Без этого люди всей этой информации знать не будут, тем более люди малограмотные и малокультурные. Многие территории брошены были, а в тех поселках, где люди занимались добычей торфа, имеет место социальная деградация.

Надо решать проблему моногородов, которую пару лет назад поднимал Владимир Путин. Ведь, по сути, эти поселки — моногорода. Именно из них брали трудовые ресурсы для развития предприятий. А теперь на бывших торфяных предприятиях проводят газ. Газ провели, а сидят на торфе — абсурд! Сидишь там и начинаешь культурно разлагаться.

Это глобальная проблема. Сейчас снижают балл ЕГЭ, уровень образования падает. Раньше в сельской школе уровень образования почти не уступал московскому. А теперь там бросают окурки где попало в лучшем случае.

— Сопряжены ли торфяные пожары с лесными?

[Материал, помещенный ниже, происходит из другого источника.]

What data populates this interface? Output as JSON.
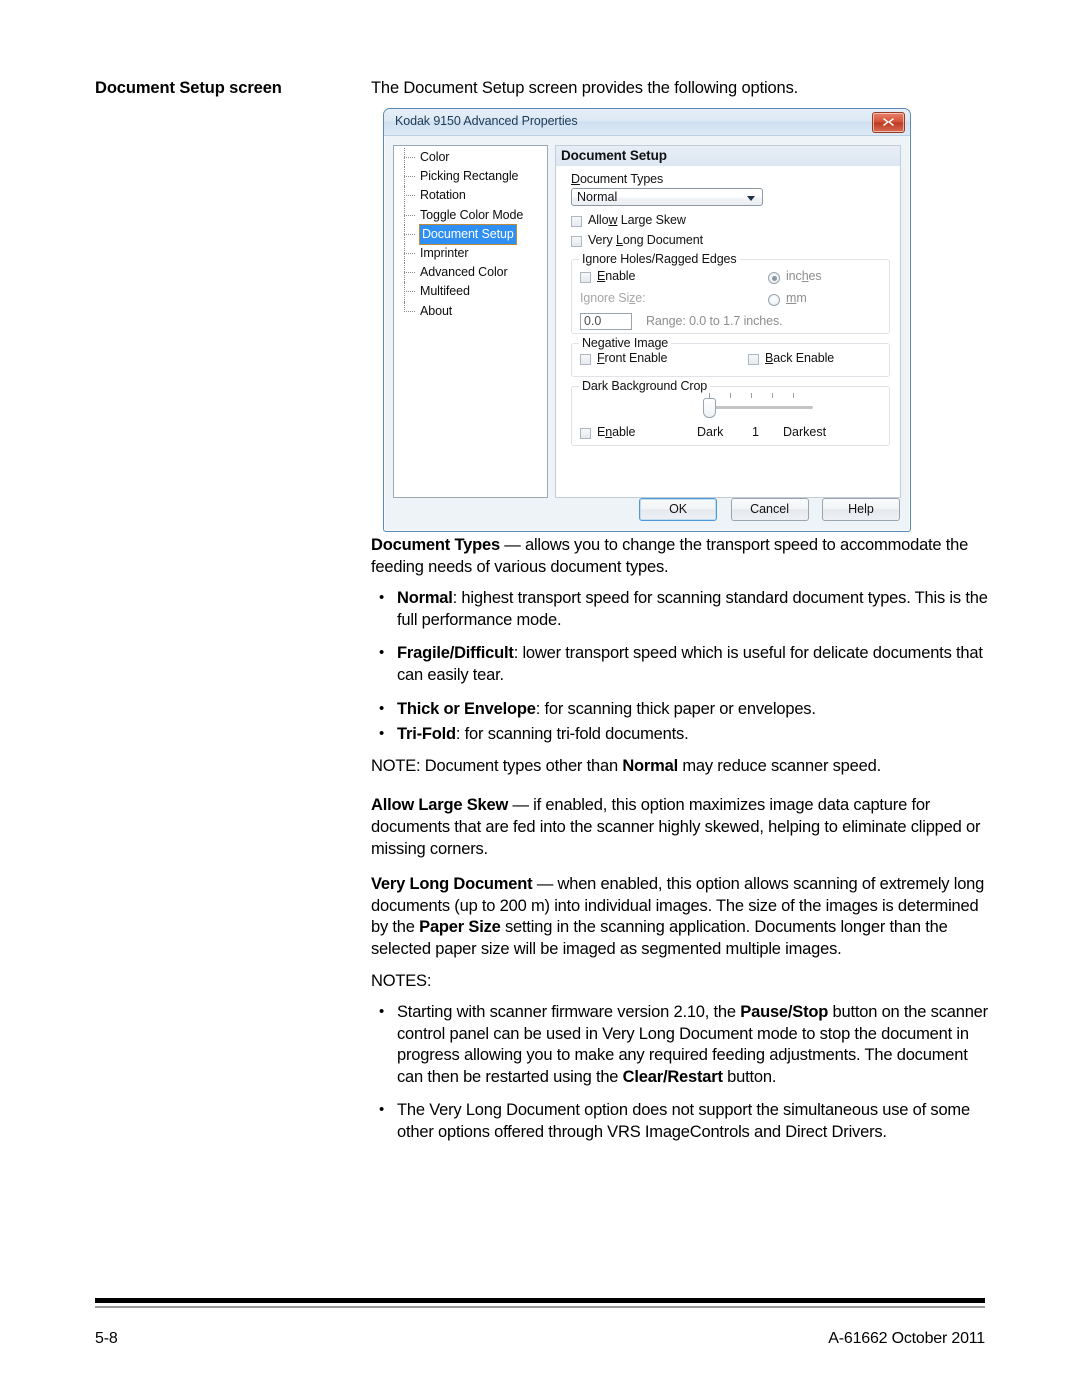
{
  "page": {
    "side_heading": "Document Setup screen",
    "intro": "The Document Setup screen provides the following options."
  },
  "dialog": {
    "title": "Kodak 9150 Advanced Properties",
    "close_label": "✕",
    "tree": {
      "items": [
        {
          "label": "Color",
          "selected": false
        },
        {
          "label": "Picking Rectangle",
          "selected": false
        },
        {
          "label": "Rotation",
          "selected": false
        },
        {
          "label": "Toggle Color Mode",
          "selected": false
        },
        {
          "label": "Document Setup",
          "selected": true
        },
        {
          "label": "Imprinter",
          "selected": false
        },
        {
          "label": "Advanced Color",
          "selected": false
        },
        {
          "label": "Multifeed",
          "selected": false
        },
        {
          "label": "About",
          "selected": false
        }
      ]
    },
    "panel": {
      "title": "Document Setup",
      "document_types_label": "Document Types",
      "document_types_value": "Normal",
      "allow_large_skew_label": "Allow Large Skew",
      "very_long_document_label": "Very Long Document",
      "ignore_holes": {
        "legend": "Ignore Holes/Ragged Edges",
        "enable_label": "Enable",
        "inches_label": "inches",
        "mm_label": "mm",
        "ignore_size_label": "Ignore Size:",
        "size_value": "0.0",
        "range_text": "Range: 0.0 to 1.7 inches."
      },
      "negative_image": {
        "legend": "Negative Image",
        "front_label": "Front Enable",
        "back_label": "Back Enable"
      },
      "dark_background_crop": {
        "legend": "Dark Background Crop",
        "enable_label": "Enable",
        "min_label": "Dark",
        "value_label": "1",
        "max_label": "Darkest"
      }
    },
    "buttons": {
      "ok": "OK",
      "cancel": "Cancel",
      "help": "Help"
    },
    "colors": {
      "selection": "#2f8ff5",
      "titlebar": "#cfe0f0",
      "close": "#bc3a24",
      "border": "#5a8ab5"
    }
  },
  "body": {
    "p_document_types_bold": "Document Types",
    "p_document_types_rest": " — allows you to change the transport speed to accommodate the feeding needs of various document types.",
    "bullets_types": [
      {
        "bold": "Normal",
        "rest": ": highest transport speed for scanning standard document types. This is the full performance mode."
      },
      {
        "bold": "Fragile/Difficult",
        "rest": ": lower transport speed which is useful for delicate documents that can easily tear."
      },
      {
        "bold": "Thick or Envelope",
        "rest": ": for scanning thick paper or envelopes."
      },
      {
        "bold": "Tri-Fold",
        "rest": ": for scanning tri-fold documents."
      }
    ],
    "note_types_pre": "NOTE: Document types other than ",
    "note_types_bold": "Normal",
    "note_types_post": " may reduce scanner speed.",
    "p_allow_skew_bold": "Allow Large Skew",
    "p_allow_skew_rest": " — if enabled, this option maximizes image data capture for documents that are fed into the scanner highly skewed, helping to eliminate clipped or missing corners.",
    "p_vld_bold": "Very Long Document",
    "p_vld_part1": " — when enabled, this option allows scanning of extremely long documents (up to 200 m) into individual images. The size of the images is determined by the ",
    "p_vld_bold2": "Paper Size",
    "p_vld_part2": " setting in the scanning application. Documents longer than the selected paper size will be imaged as segmented multiple images.",
    "notes_heading": "NOTES:",
    "note1_part1": "Starting with scanner firmware version 2.10, the ",
    "note1_bold1": "Pause/Stop",
    "note1_part2": " button on the scanner control panel can be used in Very Long Document mode to stop the document in progress allowing you to make any required feeding adjustments. The document can then be restarted using the ",
    "note1_bold2": "Clear/Restart",
    "note1_part3": " button.",
    "note2": "The Very Long Document option does not support the simultaneous use of some other options offered through VRS ImageControls and Direct Drivers."
  },
  "footer": {
    "page_number": "5-8",
    "doc_id": "A-61662 October 2011"
  }
}
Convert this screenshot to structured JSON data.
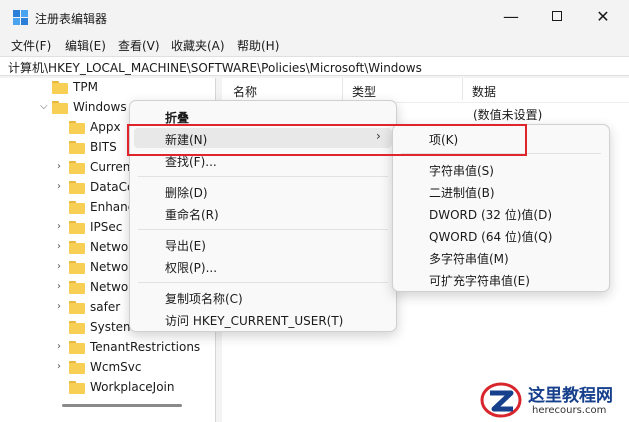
{
  "window": {
    "title": "注册表编辑器",
    "min_glyph": "—",
    "close_glyph": "✕"
  },
  "menu": [
    "文件(F)",
    "编辑(E)",
    "查看(V)",
    "收藏夹(A)",
    "帮助(H)"
  ],
  "address": "计算机\\HKEY_LOCAL_MACHINE\\SOFTWARE\\Policies\\Microsoft\\Windows",
  "tree": {
    "items": [
      {
        "label": "TPM",
        "expanded": false,
        "has_children": false
      },
      {
        "label": "Windows",
        "expanded": true,
        "has_children": true,
        "selected": true
      },
      {
        "label": "Appx",
        "has_children": false
      },
      {
        "label": "BITS",
        "has_children": false
      },
      {
        "label": "Curren",
        "has_children": true
      },
      {
        "label": "DataCo",
        "has_children": true
      },
      {
        "label": "Enhanc",
        "has_children": false
      },
      {
        "label": "IPSec",
        "has_children": true
      },
      {
        "label": "Netwo",
        "has_children": true
      },
      {
        "label": "Netwo",
        "has_children": true
      },
      {
        "label": "Netwo",
        "has_children": true
      },
      {
        "label": "safer",
        "has_children": true
      },
      {
        "label": "System",
        "has_children": false
      },
      {
        "label": "TenantRestrictions",
        "has_children": true
      },
      {
        "label": "WcmSvc",
        "has_children": true
      },
      {
        "label": "WorkplaceJoin",
        "has_children": false
      }
    ]
  },
  "list": {
    "columns": [
      "名称",
      "类型",
      "数据"
    ],
    "data_value": "(数值未设置)"
  },
  "context_menu": {
    "items": [
      {
        "label": "折叠",
        "bold": true
      },
      {
        "label": "新建(N)",
        "submenu": true,
        "highlighted": true
      },
      {
        "label": "查找(F)..."
      },
      {
        "label": "删除(D)"
      },
      {
        "label": "重命名(R)"
      },
      {
        "label": "导出(E)"
      },
      {
        "label": "权限(P)..."
      },
      {
        "label": "复制项名称(C)"
      },
      {
        "label": "访问 HKEY_CURRENT_USER(T)"
      }
    ],
    "submenu_arrow": "›"
  },
  "submenu": {
    "items": [
      {
        "label": "项(K)",
        "highlighted": true
      },
      {
        "label": "字符串值(S)"
      },
      {
        "label": "二进制值(B)"
      },
      {
        "label": "DWORD (32 位)值(D)"
      },
      {
        "label": "QWORD (64 位)值(Q)"
      },
      {
        "label": "多字符串值(M)"
      },
      {
        "label": "可扩充字符串值(E)"
      }
    ]
  },
  "watermark": {
    "title": "这里教程网",
    "url": "herecours.com"
  },
  "colors": {
    "highlight_box": "#e0242b",
    "folder": "#f7cf55",
    "watermark_blue": "#163f8c",
    "watermark_red": "#d8262c"
  }
}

— Конечно, ведь торфяные месторождения чаще всего прилегают к лесным массивам. На торфяники ходят ягоды и грибы собирать поздним летом и по осени. Причем чаще всего именно лесной пожар перекидывается на торфяники, но бывает и наоборот. Все-таки лес — это верховой пожар, а почва лесная, минеральные грунты почти не горят. Горит опавшая листва, веточки какие-то сухие.